Под тенью века. С. Н. Дурылин в воспоминаниях, письмах, документах - Коллектив авторов -- Биографии и мемуары
Шрифт:
Интервал:
Закладка:
«Мурановский сборник» получил и [с] большим интересом прочел все, подписанное С. Д. Пишу Тютчевым[313] завтра.
Спасибо за вести о моих «неведомых» читателях[314]. На днях мне Вера Клавдиевна[315] писала, что встретила в трамвае неизвестного гражданина который во всеуслышанье заявил, что признает из поэтов «только Верхарна[316], Волошина и Уткина[317] (!)», и оказался следователем из Армавира. Всякие вкусы бывают.
Крепко обнимаю и целую тебя и Ирину. Маруся тоже. Маслины пришлем непременно. Максъ[318].
* * *
Воистину Воскресе, дорогой Сережа; твое письмо пришло как раз на второй день Праздника, а посылочка в четверг на страстной. Нас умилили и «калужское тесто», и «туесок» с маслом. Масло — прекрасное, но по дороге начало ёлкнуть. Оно пошло в куличи, образцы которых Маруся тебе высылает с цветами и акварелями. Спасибо за предложение о последних — посылаю тебе несколько для этой цели, обозначив сзади желательный «minimum» (по 10 р.). Сейчас, когда Ц. Е. К. У. Б. У.[319] прекратило платежи, — акварели нас кормят. <…> Наши планы на будущий год очень связаны с тобою и твоим возвращением в Россию. Именно мы очень надеемся, что по окончании срока твоей ссылки вы с Ириной приедете к нам и останетесь жить с нами на всю зиму. Это было бы прекрасное во всех отношениях разрешение вопроса и о зимовке будущего года, и о творческой работе. Я думаю, что мы бы подействовали бы друг на друга бодро и зажигающе. И тебе и Ирине было бы неплохо: у тебя была бы под руками и моя библиотека, и море. И мы не были так безысходно связаны с домом, как теперь, зимою — мы ведь не можем даже отлучиться в Феодосию: дом не на кого оставить. Подумай об этом и начнем заблаговременно действовать через М<ихаила> Л<ьвовича> Винавера, насколько это в его силах: ведь он политический Красн<ый> Крест и уже много хлопотал о тебе в первый период твоей ссылки. Я ему напишу о желательности такой комбинации. <…> Твой «Народный календарь»[320] очень интересен. <…>[321].
* * *
<…> Милый Сережа, спасибо за деньги, которые пришли вчера. Удивительное дело: с тех пор как мы живем без определенных источников дохода (пенсия обещана, но ее еще нет), как судьба начала явно тщательнее заботиться. Так — как только в доме иссякнет последняя копейка — мы немедленно получаем откуда-нибудь деньги. Либо акварели, либо дары друзей, во истину (не думайте о завтрашнем дне, ибо Отец Небесный печется о вас). Это всегда было в моей жизни (кроме случаев законного и правового заработка)…

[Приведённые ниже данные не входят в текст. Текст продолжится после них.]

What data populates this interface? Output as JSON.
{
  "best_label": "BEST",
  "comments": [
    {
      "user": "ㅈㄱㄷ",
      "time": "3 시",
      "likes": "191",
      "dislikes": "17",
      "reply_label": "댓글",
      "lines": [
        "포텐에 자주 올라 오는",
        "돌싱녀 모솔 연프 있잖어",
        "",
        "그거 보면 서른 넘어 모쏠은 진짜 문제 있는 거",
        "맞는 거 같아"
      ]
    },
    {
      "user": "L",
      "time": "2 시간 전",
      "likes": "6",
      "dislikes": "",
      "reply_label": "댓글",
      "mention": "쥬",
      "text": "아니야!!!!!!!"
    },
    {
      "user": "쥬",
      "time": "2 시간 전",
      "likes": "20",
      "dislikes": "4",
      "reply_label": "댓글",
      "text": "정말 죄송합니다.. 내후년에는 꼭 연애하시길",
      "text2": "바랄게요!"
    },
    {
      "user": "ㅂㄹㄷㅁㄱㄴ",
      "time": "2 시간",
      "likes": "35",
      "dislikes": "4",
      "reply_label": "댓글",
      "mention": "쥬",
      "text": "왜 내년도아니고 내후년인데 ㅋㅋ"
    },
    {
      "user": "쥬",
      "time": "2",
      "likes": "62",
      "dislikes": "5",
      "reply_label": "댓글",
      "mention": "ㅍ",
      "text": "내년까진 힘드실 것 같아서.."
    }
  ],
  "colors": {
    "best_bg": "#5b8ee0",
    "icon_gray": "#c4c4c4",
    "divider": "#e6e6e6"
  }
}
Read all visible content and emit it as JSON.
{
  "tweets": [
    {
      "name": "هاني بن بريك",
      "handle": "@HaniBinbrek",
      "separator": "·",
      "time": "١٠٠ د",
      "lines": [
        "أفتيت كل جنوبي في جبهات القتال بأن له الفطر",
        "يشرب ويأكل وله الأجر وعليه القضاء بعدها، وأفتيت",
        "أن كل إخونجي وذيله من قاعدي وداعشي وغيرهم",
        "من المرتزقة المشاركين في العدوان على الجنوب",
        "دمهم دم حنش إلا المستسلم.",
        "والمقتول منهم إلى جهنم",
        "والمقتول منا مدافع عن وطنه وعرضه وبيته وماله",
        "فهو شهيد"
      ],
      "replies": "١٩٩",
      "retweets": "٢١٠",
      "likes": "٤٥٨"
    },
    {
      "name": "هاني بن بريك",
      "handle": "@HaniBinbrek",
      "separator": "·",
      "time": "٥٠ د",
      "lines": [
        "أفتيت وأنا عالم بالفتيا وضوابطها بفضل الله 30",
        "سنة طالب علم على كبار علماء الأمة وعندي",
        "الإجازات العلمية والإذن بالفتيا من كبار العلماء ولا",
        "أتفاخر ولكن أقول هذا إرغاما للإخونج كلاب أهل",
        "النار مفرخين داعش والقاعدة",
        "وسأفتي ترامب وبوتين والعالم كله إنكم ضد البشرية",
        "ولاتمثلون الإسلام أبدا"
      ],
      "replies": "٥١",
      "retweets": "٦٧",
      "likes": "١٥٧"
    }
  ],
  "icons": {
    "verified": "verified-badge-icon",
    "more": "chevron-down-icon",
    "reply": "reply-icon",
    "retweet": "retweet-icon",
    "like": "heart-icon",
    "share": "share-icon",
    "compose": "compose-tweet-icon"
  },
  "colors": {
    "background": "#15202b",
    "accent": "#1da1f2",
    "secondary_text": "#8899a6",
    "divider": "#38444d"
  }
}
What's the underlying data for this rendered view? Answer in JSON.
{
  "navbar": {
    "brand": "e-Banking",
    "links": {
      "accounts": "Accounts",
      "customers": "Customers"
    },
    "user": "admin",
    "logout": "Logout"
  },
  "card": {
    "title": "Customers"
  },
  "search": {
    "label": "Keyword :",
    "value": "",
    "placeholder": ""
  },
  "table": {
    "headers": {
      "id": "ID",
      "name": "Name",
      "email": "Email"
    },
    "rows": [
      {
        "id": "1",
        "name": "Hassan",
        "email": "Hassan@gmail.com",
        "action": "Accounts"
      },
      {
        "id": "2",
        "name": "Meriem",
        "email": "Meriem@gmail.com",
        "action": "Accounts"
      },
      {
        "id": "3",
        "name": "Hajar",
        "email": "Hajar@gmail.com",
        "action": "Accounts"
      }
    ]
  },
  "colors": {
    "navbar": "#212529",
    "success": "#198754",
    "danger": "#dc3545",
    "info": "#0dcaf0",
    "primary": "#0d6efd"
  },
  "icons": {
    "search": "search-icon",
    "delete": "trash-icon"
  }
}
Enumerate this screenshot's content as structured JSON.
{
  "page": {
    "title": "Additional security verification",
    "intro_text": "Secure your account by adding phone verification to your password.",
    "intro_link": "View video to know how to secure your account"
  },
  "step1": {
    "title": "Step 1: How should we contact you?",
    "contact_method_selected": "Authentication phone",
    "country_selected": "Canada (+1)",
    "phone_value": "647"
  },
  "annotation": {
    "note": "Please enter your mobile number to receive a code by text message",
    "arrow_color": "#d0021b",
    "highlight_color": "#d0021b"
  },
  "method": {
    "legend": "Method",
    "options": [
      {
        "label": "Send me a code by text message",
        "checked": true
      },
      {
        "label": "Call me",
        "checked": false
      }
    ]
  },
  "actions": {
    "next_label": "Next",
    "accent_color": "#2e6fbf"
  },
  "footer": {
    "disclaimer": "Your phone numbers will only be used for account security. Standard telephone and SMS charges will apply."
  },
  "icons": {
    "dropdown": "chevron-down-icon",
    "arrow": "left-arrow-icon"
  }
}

Ввиду того, что ты мне писал, что ранее присланные акварели для большинства дороги, посылаю пять маленьких с оценкой в 5 руб. <…> Макс[322].
[Продолжение см. в главе «Киржач».]
Богаевский Константин Федорович
Богаевский Константин Федорович (1872–1943) — художник, пейзажист, живописец, график. Создатель эпически-романтического стиля пейзажа восточной части Крыма — легендарной Кимерии. Всю жизнь прожил в Феодосии. Участник выставок в России и других странах. В 1907–1908 годах посетил Италию и Грецию. Член объединений «Мир искусства», «Союза русских художников», «Жар-цвет». Заслуженный деятель искусств РСФСР. О своем творчестве он писал: «В своих композициях я пытаюсь передать образ этой земли — величавой и прекрасной, торжественной и грустной. Этот пейзаж, насыщенный большим историческим прошлым с своеобразным ритмом гор, напряженными складками холмов, носящий несколько суровый характер, служит для меня неисчерпаемым источником». Проиллюстрировал книгу Волошина «Годы странствий» (1910). Дурылин познакомился с Богаевским в 1926 году у Волошина в Коктебеле и в 1930-е годы был с ним в дружеской переписке. Сергей Николаевич очень ценил Богаевского как художника и как человека, хотел написать о нем монографию. Но не успел. «В черновых заметках к будущей книге сделал ряд ценных замечаний по поводу глубоко индивидуальных живописных качеств произведений Богаевского и сугубо „личностного“ восприятия им крымской природы»[323]. В 1941 году Богаевский оказался в оккупации, погиб в 1943 году при бомбардировке Феодосии. Бóльшая часть его работ хранится в запасниках Картинной галереи Айвазовского и фондах краеведческого музея Феодосии.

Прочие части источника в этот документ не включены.